Third, I made sure I was mentally prepared for returning to work (“It will all be fine. Millions have done this before you. You are so much stronger now!” I kept telling myself).
Last, you do it (you have a cry) and before you know it, almost a month has passed. This last step was definitely more manageable with the Mindful Return program.
There is nothing better than returning home from work and seeing your beautiful daughter clap and smile so big when she first catches a glimpse of you. NOTHING. She no doubt had an enriching and wonderful day, and you accomplished another day at work as a new and inspiring mum. Go you!
Have you grappled with postpartum depression and the return to work? What helped you through? Please leave comments below.
Want a supportive community of moms to help you through the return to work after maternity leave? Join the next session of Mindful Return.
Need more practical tips on working parenthood? Check out my book, Back to Work After Baby: How to Plan and Navigate a Mindful Return from Maternity Leave.
I had significant postpartum anxiety, and being separated from my super-attached-to-mama baby made it worse. But as a solo mama, I didn’t have much choice about when to go back. I didn’t end up pursuing medication but got a lot of help from meeting with a social worker who specialized in maternal health. So please look for a counselor even if you think meds may not be right for you!
Two other things I wish someone had told me:
1) It’s okay not to be okay. You are not a bad mama for feeling sad or anxious, or for thinking “I cannot possibly do this” twenty times a day, or for railing against the unfairness of 12 weeks being “good” maternity leave. It doesn’t have to feel okay to leave your baby, and it’s also okay to want a break from your baby. You are allowed to cry. It is allowed to be awful, even though of course you wish it weren’t. You are allowed to feel however you feel, no exceptions.

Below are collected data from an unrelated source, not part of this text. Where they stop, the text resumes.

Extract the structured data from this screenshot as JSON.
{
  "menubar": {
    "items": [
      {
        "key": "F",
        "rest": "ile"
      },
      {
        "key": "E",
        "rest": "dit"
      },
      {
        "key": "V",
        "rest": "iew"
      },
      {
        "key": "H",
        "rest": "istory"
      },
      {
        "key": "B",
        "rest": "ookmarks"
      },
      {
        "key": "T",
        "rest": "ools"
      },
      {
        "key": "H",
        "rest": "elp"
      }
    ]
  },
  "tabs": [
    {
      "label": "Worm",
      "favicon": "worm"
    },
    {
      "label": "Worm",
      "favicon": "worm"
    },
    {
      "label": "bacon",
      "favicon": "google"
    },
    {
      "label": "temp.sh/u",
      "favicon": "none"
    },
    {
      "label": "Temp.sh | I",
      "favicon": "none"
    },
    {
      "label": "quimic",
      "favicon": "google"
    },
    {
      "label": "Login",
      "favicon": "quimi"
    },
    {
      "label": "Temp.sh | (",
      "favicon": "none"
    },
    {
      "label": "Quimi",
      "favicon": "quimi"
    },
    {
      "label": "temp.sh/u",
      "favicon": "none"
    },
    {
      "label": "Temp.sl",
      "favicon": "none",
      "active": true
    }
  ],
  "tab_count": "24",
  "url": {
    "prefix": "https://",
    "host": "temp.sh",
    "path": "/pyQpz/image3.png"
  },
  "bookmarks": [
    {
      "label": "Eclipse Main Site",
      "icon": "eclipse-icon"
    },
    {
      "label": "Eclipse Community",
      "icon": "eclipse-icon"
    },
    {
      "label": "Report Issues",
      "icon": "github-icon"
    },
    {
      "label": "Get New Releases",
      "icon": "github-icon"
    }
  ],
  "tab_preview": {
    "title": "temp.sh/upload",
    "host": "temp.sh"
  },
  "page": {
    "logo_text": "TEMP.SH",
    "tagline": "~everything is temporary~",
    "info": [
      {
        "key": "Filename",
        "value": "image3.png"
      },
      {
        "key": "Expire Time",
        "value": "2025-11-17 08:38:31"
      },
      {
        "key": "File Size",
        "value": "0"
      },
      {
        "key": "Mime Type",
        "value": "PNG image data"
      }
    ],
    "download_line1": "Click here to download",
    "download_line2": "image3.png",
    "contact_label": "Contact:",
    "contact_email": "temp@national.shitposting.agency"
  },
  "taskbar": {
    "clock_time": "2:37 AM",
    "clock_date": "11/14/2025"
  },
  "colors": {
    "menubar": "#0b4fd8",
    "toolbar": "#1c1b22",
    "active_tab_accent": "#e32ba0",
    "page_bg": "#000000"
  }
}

2) I couldn’t imagine, at the worst points, how anything could change. But small changes DID make a big difference. For me, it was one extra day a week when the baby and I were both home (with a sitter for her so I could work). Also, at 6 months, she was very different – bigger, calmer, easier to distract – and that helped me worry less.
Thank you SO much for sharing here, Sarah! You are one brave mama, and you’ve offered some fantastic advice here. Your little one is so lucky to have you in her life. So glad things have improved for you as she’s gotten older.
I am 28 years old and I just gave birth to a baby boy on 2/22/18. We were in NICU for 18 days and the nurses helped out tremendously. But when I got released and finally home postpartum depression reared its ugly face. Sometimes I think my boy hates me. When he’s in my arms he screams.. But my mom can pick him up and he’s laughing and cooing.. Why? What did I do wrong?.. Self destructive thoughts.. But today I reached out and am sitting at the doctors office right now. Wish me luck.
Proud of you for reaching out and getting help, Lisa. Hope things are going better for you now.
I have been dealing with PPD. I returned back to work as a nurse at 5 week postpartum. I should have taken a little more time. I also have anxiety that I deal. I took action as soon as i realized i needed it at 13 day postpartum.I am a nurse and i love my job. Sometimes my job is trying. I am a crier anyway. But there a days a bawl by I am not perfect. I use a journal and talk with friends to help with my PPD and anxiety. Getting through PPD is hard and people do not understand the feeling. I know I am not a perfect mom and I will fail at times, but I feel I should be perfect. I am 3 months post and doing much better with medications,journaling, and talking with close friends.
You are a strong and brave mama, Tes. Good for you for doing all those things that are helping you feel better. Excellent self-care tips here.